My problem is memo, and its impact on solving. If I had Rowe's old 3OP memo times, I could average sub-1 But now Rowe's doing freestyle, and trying M2.

I'd say that you should have no fear of 3OP being too slow until you hit sub-90 consistently.


----------



## joey (May 22, 2008)

Well, 3OP is capable of sub-1, as Rowe first showed. Now Sinepi, Yu etc (I'm not sure which other sub-60er BLDers use 3OP) has done it too.

Lucas ^^ has pretty immense solving times with 3OP, like 3x.xx average! (I'm around 40.xx, but meh!)

Ps: I got a 23.xx sighted BLD solve!! (on a scramble of rowe's!) I wish I could average that, but I'm not sure how possible that is!


----------



## Stefan (May 22, 2008)

ajmorgan25 said:


> Thanks, that clears things up a bit. I'm supposed to know your *old* method. Now I'll have to go read that.


Let me clarify: If you understand my old method, you should understand my M2/R2 description. But I believe you don't need to understand or even know my old method for it. If you just have a good general understanding of blindcubing or at least cubing, then you might understand it, too. Erik's description of it can also help, he explains a bit more I think.


----------



## masterofthebass (May 22, 2008)

Stefan, when I started learning M2, for some reason, I gravitated towards Erik's site. Now, I'm one of the very few M2 users who use FD as their buffer (It's really weird watching tutorials of someone who uses DF ). I had absolutely no trouble learning the method, and can't see the problems that people are having. It may be that my memo system was very, very primitive, allowing for the adaptation. The idea of M2 is just based off of ABA'B' - BAB'A' commutators, where the B' and B cancel out.

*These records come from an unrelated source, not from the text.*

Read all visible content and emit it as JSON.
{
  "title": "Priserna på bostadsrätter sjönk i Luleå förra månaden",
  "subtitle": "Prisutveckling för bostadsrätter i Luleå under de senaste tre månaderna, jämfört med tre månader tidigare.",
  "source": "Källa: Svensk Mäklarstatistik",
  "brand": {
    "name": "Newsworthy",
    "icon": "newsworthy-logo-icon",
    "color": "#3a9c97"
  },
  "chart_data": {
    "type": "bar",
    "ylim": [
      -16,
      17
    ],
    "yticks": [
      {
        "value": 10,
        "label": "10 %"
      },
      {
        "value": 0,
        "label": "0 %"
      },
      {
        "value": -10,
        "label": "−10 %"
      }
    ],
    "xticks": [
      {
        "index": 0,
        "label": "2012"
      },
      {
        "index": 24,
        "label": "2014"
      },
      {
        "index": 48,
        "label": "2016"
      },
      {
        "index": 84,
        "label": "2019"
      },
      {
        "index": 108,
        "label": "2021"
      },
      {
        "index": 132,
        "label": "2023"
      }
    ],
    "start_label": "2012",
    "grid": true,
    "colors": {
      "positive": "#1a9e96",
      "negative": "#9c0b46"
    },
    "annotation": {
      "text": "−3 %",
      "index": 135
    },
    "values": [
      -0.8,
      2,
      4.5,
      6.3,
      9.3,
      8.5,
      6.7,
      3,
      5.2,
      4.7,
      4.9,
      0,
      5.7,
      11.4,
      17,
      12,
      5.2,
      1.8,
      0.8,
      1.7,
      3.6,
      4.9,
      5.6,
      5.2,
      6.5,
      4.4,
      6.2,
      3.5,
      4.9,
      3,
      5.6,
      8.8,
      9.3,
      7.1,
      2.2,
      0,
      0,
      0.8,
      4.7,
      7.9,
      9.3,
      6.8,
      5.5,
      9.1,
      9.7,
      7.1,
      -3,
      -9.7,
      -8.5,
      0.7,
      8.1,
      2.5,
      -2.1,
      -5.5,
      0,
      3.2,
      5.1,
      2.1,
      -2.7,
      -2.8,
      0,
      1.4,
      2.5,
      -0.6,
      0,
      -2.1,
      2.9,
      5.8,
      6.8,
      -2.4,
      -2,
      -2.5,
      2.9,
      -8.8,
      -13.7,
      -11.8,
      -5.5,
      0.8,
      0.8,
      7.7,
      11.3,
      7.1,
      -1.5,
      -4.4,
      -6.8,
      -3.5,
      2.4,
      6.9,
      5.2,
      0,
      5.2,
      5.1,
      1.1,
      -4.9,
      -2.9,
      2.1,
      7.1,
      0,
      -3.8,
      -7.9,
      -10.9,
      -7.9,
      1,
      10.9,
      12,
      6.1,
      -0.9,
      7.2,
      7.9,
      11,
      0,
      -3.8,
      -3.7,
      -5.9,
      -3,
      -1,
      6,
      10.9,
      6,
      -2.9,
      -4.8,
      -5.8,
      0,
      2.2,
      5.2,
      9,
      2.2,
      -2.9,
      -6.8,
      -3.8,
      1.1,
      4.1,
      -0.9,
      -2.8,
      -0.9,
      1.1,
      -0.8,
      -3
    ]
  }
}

I find it ingenious how you came up with it, and wouldn't know what I would do without it.


----------



## Mike Hughey (May 22, 2008)

joey said:


> Lucas ^^ has pretty immense solving times with 3OP, like 3x.xx average! (I'm around 40.xx, but meh!)



Wow, Lucas - you're doing sub-40 solving time average? That's amazing! What kind of accuracy? And what are your overall times with that? Is Joey beating you on memo times, or are you actually as fast as or faster than Joey overall now?


----------



## Jason Baum (May 23, 2008)

I just had a 1:22 DNF with 31 second memo. When I looked at the cube, it was only off by six misoriented edges, and then I realized why the memo was so fast - I completely forgot to memorize EO 

Lucas and joey, your execution times for 3OP are pretty crazy! I need more practice.

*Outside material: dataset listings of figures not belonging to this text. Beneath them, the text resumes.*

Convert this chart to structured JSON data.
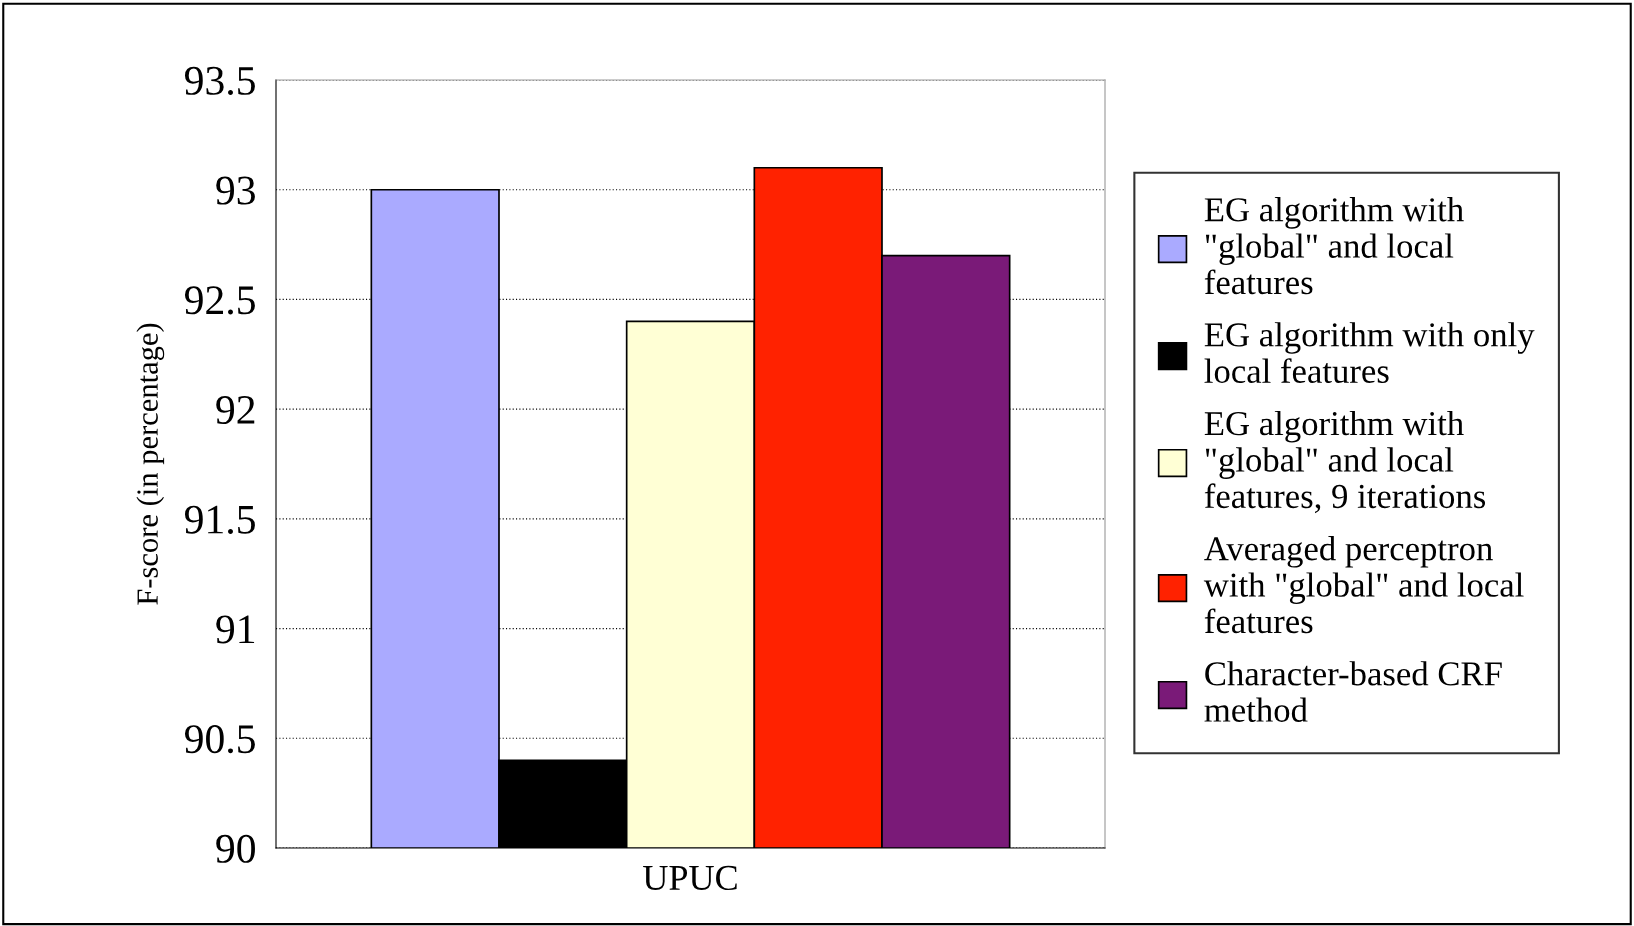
{
  "chart_data": {
    "type": "bar",
    "ylabel": "F-score (in percentage)",
    "categories": [
      "UPUC"
    ],
    "series": [
      {
        "name": "EG algorithm with\n\"global\" and local\nfeatures",
        "color": "#aaaaff",
        "values": [
          93.0
        ]
      },
      {
        "name": "EG algorithm with only\nlocal features",
        "color": "#000000",
        "values": [
          90.4
        ]
      },
      {
        "name": "EG algorithm with\n\"global\" and local\nfeatures, 9 iterations",
        "color": "#ffffd5",
        "values": [
          92.4
        ]
      },
      {
        "name": "Averaged perceptron\nwith \"global\" and local\nfeatures",
        "color": "#ff2200",
        "values": [
          93.1
        ]
      },
      {
        "name": "Character-based CRF\nmethod",
        "color": "#7a1a78",
        "values": [
          92.7
        ]
      }
    ],
    "ylim": [
      90,
      93.5
    ],
    "yticks": [
      90,
      90.5,
      91,
      91.5,
      92,
      92.5,
      93,
      93.5
    ],
    "grid": "y",
    "legend": "right"
  }
}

Edit: Okay, wow. Two attemps after that one, I just got a 1:08.69. 29 second memo. The scramble was so easy though, so I'm not going to count it as my new best. Here's the scramble if you want to try it: L R2 B' F' R2 L2 B D2 B' R F U2 D F2 D B' D R F' B' L R' B' F D2


----------



## joey (May 23, 2008)

Jason Baum said:


> Lucas and joey, your execution times for 3OP are pretty crazy! I need more practice.


Oh, sorry for the confusion. I don't use 3OP, i do freestyle.

I'm getting 3x.xx sighted BLD more frequently.


----------



## Mike Hughey (May 23, 2008)

I think Rowe is about the only one with execution times that fast with 3OP. Oh, except wasn't Danyang Chen doing 3OP on that video where he was under a minute on Chinese TV?


----------



## joey (May 23, 2008)

Mike Hughey said:


> I think Rowe is about the only one with execution times that fast with 3OP. Oh, except wasn't Danyang Chen doing 3OP on that video where he was under a minute on Chinese TV?



Both Lucas and Yu have fast 3OP too.


----------



## Lucas Garron (May 24, 2008)

Joey was talking about exec only. I do silly stuff like warmup solves with 47 memo and 35 exec, and I think I have the lowest value of (total time * exec / memo) for anyone sub-2 (around 60 seconds)... and my exec isn't even as great as it could/should be.


----------



## Mike Hughey (May 24, 2008)

Lucas Garron said:


> Joey was talking about exec only. I do silly stuff like warmup solves with 47 memo and 35 exec, and I think I have the lowest value of (total time * exec / memo) for anyone sub-2 (around 60 seconds)... and my exec isn't even as great as it could/should be.



Wow - that's amazing. I think you need to work on your memo, huh?

Sometimes I feel like I'm the opposite. For my 1:56 (my PB), I was around 220.4 seconds for that metric. And that was a REALLY fast execution for me.


----------